ESKİ TÜRK MAHALLELERİ
ESKİ TÜRK MAHALLELERİ
- Sinan Genim
Mahalle sözcüğü “İnilip konulacak yer” anlamına gelen “Mahal” sözcüğünden türetilmiş bir Türkçe kelimedir. Şehir, kasaba, büyük köyleri, çeşitli isimlerle birbirinden ayıran ve idari yönden muhtarlığa bağlı bölümlerin her biri için kullanılan sözcüktür.

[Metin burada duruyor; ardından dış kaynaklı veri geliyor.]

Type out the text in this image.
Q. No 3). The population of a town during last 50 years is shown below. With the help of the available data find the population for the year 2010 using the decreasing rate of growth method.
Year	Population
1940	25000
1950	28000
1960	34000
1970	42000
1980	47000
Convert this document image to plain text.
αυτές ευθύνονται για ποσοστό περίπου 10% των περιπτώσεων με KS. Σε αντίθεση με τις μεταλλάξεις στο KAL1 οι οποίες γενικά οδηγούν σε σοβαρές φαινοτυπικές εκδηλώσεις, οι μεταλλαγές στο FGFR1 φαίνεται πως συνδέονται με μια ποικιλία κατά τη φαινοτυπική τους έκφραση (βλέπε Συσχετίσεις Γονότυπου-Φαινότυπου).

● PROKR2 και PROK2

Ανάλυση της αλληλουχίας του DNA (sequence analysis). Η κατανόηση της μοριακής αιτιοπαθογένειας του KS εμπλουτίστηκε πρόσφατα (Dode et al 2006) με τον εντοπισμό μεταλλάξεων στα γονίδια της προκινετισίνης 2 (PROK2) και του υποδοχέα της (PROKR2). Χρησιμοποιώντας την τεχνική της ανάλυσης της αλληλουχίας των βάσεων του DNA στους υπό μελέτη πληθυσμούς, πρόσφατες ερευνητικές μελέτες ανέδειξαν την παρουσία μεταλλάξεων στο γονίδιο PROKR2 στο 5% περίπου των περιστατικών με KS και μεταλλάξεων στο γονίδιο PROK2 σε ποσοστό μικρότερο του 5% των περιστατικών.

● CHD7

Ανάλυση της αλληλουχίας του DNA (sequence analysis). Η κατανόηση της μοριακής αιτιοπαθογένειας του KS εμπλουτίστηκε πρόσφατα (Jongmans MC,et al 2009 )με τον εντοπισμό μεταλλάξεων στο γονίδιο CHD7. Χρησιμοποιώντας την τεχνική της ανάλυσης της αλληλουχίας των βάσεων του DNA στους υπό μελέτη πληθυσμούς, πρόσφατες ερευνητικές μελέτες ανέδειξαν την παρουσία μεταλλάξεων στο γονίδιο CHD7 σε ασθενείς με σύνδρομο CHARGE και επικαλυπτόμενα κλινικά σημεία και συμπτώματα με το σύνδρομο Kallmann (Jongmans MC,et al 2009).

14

Günümüzde bu şekilde uygulanan idari teşkilatlanmanın geçmişi 1829 yılına kadar geriye gider. 18 Haziran 1826 günü Yeniçeriliğin kaldırılmasını takiben, yerleşim birimlerindeki güvenliği sağlamak, devletin uygulamaya koyduğu kararları yaşayanlara iletmek için muhtarlık teşkilatı kurulur. Bu tarihten önce mahallenin ihtiyaçları büyük ölçüde “Mahalle imamları” tarafından yerine getirilmekteydi.
Osmanlı şehir örgütlenmesi içinde mahallenin özel konumu, mahalle imamlığını önemli bir vazife olarak öne çıkartır.[1] Mahalle merkezde yer alan ve camiden daha çok bir mescit etrafında gelişir, mescide minber ilavesiyle oluşan camiler zamanla yeni mahallelerin ortaya çıkmasına yol açar. Eski İstanbul’da her mahalle bir mescit veya camii çevresinde oluşmuştur. Bir mahallede birden fazla mescit veya cami olması söz konusu olabildiğinden imamların sayısı mahalle sayısını aşabilirdi. Bu tür fazla mescit ve camiler “Mahallesiz” [2] kaydıyla belirtilmektedir. Örneğin XVI. yüzyılda Edirne’de 134 adet mahalle olmasına karşın 168 adet mescit ve cami bulunmaktadır. Mahalle imamlarının vazifeleri çeşitlilik arz etmektedir; tanzimat dönemine kadar mahalle imamı devleti temsil etmekte olup mahallenin önde gelen sorumlusudur. Vazifelerinin ifası sırasında kadılar tarafından teftiş edilir, mahalle sakinlerinin hakkındaki şikâyetleri görevden alınmalarına sebep olabilir, hatta cezalandırılabilirlerdi. Mahallenin düzeni, güvenliğinin sağlanması, içki içilen yerlerin tespiti, ahlaki açıdan sakıncalı görülen bazı kadınların belirlenerek mahalleden sürülmeleri, mahallenin gerekli İslami âdâb içinde yaşamaları ve dini vecibelerini yerine getirmeleri imamlar tarafından denetlenirdi. Bunun yanı sıra her imam mahallesinde kaç hane, bu hanelerde kimlerin oturduğu, mahalleye gelen yabancıların ve yeni taşınanların tespiti ve kaydedilmesi ile görevliydi. Ölüm ve defin, doğum kayıtları, nikah akdi gibi işlemlerde imamlar tarafından yürütülürdü ve belediye hizmetleri; mahallenin temizliği, yangına karşı evlerdeki ocakların iyice söndürülmesi, bacaların bakımı gibi işler de imamın görevleri arasındaydı. Mahalle imamları resmî soruşturmaların ve hazırlanan resmî belgelerin imza ve mühür sahipleri arasındadır. Tanzimat öncesi imamların vazifelerinin yalnızca din işleri ile kısıtlı olmadığı ve genelde mahallenin yönetimiyle ilgili görevlerinin daha ağırlıklı olduğu anlaşılmaktadır.[3]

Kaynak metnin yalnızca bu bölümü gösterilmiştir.